Giant pandas give birth to twins approximately 50 percent of the time. This is only the third time a giant panda living in the United States has given birth to twins. There are only two other female giant pandas around the world who have successfully reared twins and it required a lot of human support.”

20 Comment

  • National Zoo just announced the cub was born at 5:35 pm 🙂

    • Are they actually twins if they have different fathers? They did mix sperm from two daddies. . .

      • Why wouldn’t they be?

        • I’d say they’re twins because they were gestated and born at the same time. But victoria’s point is well taken that twins usually share two parents; these two might be half-siblings.
          Not knowing anything about panda fertility, it’s probably also possible that they are identical– one egg, one sperm, split into two embryos, genetically exactly the same. It matters because the panda gene pool is so small, and a major concern of the breeding program is to diversify as much as possible. It’s kind of fascinating how this centralized breeding program does its calculations and determines which individuals to breed with which others.

          • Sure but the latter point has nothing to do with whether they are twins really. It is interesting though.

            I’d say they are twins even if they have different fathers. Mei was inseminated artificially – it isn’t like they “did the deed” here. Even if one sperm from one male panda made it to one egg and one sperm from the other male panda made it to the other, it happened at the same time, they were born at the same time. They’re twins. “Twins usually share two parents.” Well, I mean, duh. I would say that is because of timing, which was not an issue here since she was inseminated by both at the same time. That doesn’t typically happen in other situations. The labeling of half siblings is anthropomorphizing a little much for this early on a Monday.

          • Do you actually not understand why the possibility of their being half siblings matters? See again the bit about their carefully managed gene pool. It matters. Even if they’re not human.
            (Anthropomorphizing? We’re talking about their genetics, not the scandal it’ll cause down at the panda junior league if they turn out to have different daddies. “Well, I mean, duh.”)

  • And another panda – second cub born at 10:07 pm!

  • isn’t it unusual that they examine one of the cubs so soon after birth?

    • Post says:
      One of the two was retrieved, following a special protocol for rearing twins, another zoo spokeswoman said. It was placed in an incubator.
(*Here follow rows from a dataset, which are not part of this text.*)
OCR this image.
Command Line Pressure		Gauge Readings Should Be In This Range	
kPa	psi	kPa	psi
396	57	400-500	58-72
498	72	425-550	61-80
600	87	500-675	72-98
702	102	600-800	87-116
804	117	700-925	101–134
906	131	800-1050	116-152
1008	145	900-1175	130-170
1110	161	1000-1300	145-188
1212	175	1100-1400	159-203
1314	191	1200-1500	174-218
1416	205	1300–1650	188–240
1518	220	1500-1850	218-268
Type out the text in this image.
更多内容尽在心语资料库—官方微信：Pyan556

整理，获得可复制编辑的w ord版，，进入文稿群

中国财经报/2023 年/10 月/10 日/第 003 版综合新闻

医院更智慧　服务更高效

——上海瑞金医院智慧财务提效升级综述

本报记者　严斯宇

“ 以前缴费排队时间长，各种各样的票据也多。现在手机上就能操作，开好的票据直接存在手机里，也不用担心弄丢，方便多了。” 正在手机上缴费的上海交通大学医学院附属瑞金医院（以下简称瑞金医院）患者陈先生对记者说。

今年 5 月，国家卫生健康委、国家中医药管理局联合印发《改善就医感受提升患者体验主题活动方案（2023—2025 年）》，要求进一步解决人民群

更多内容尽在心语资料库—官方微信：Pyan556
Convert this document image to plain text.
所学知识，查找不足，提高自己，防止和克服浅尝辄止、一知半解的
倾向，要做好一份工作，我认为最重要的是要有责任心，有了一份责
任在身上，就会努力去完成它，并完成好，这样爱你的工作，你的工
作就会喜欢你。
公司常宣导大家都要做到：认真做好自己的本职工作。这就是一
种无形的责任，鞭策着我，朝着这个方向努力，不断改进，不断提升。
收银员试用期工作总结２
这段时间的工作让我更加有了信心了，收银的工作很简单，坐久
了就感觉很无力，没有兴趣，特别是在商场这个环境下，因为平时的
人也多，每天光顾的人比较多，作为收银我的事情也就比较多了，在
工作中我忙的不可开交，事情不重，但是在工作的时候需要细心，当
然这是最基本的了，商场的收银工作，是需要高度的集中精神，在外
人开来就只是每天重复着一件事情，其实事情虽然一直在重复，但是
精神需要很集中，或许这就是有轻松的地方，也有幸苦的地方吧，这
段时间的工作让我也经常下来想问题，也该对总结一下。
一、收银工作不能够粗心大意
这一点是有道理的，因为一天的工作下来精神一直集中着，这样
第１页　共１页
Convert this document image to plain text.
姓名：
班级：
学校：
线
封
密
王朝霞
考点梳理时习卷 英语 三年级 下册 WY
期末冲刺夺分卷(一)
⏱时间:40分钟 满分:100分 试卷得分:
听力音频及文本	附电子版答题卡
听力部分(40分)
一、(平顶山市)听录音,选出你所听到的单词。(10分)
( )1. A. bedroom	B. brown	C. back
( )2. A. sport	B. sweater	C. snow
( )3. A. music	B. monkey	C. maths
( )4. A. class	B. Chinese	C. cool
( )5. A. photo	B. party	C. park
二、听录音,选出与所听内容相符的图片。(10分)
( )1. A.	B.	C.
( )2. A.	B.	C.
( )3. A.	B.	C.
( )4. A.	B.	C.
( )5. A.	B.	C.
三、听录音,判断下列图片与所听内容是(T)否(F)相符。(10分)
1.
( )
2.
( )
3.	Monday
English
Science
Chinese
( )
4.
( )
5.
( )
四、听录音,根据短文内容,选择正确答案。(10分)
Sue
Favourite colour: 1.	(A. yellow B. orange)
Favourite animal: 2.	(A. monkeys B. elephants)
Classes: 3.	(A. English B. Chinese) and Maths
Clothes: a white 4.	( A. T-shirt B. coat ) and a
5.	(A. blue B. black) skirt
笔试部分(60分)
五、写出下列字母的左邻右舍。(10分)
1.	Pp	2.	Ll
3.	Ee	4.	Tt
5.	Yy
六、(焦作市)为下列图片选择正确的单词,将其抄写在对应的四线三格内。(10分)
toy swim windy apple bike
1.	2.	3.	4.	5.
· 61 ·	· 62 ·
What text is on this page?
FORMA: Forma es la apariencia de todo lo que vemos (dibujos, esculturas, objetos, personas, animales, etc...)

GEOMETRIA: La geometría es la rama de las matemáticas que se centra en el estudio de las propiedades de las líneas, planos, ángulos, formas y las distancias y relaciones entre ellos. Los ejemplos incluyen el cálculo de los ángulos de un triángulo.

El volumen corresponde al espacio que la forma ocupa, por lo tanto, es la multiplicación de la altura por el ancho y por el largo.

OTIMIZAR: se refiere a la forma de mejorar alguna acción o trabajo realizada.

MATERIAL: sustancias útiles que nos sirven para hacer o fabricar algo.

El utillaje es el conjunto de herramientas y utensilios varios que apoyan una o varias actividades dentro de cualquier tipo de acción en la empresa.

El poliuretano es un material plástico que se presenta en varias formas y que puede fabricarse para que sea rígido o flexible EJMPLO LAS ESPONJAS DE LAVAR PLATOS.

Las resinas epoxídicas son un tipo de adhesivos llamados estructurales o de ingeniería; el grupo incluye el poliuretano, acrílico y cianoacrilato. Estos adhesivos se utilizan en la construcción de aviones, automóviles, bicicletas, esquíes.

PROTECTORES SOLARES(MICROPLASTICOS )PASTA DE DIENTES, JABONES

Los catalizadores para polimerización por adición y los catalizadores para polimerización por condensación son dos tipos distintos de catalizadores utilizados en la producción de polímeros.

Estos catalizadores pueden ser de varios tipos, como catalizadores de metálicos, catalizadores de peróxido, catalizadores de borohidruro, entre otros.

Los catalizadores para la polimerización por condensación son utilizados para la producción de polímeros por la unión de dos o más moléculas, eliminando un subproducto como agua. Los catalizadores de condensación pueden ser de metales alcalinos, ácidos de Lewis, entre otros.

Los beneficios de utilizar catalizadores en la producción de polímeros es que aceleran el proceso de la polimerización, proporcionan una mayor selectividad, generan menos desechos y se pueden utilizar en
It was not clear which of the two cubs it was.

      However, the zoo said, both cubs would be given the opportunity to bond with their mother. The zoo’s “panda team” would alternate the cubs between maternal and incubator rearing. One will be nursing and spending time with the mother, while the other would be fed by bottle and kept warm in the incubator.

    • Studies show that there is higher chance of survival for both cubs if they are separated like that… female pandas tend to ignore one of the cub, choosing to raise only the healthiest one…
      However, cub-mother interactions are critical (For example for colostrum), so vets will have to change the cubs in the cage from time to time, expecting that the mother will take care of both, but one at a time…

  • How does such a giant animal give birth to such a tiny cub? Not fair.

    • Yes! I keep watching the video, jealous that the birth looked so easy for her. 5 hours between cubs seems like a very long time to be in labor though!

      • I would imagine the relative easy has less to do with the size of the animal versus the baby and more to do with the size of the opening versus the baby. I do not purport to be an expert on the size of a lady panda’s lady business, but perhaps it is smaller than you think the labor isn’t as easy as it might appear.

        • You could be right, but when I think back to how I must have appeared giving birth whilst screaming like a banshee, I’m still jealous of how awesomely calm she looks!

        • I had to LOL upon reading “I do not purport to be an expert on the size of a lady panda’s lady business.”

  • andy

    In honor of Mom and Law & Order – name one Xiang Xiang!!!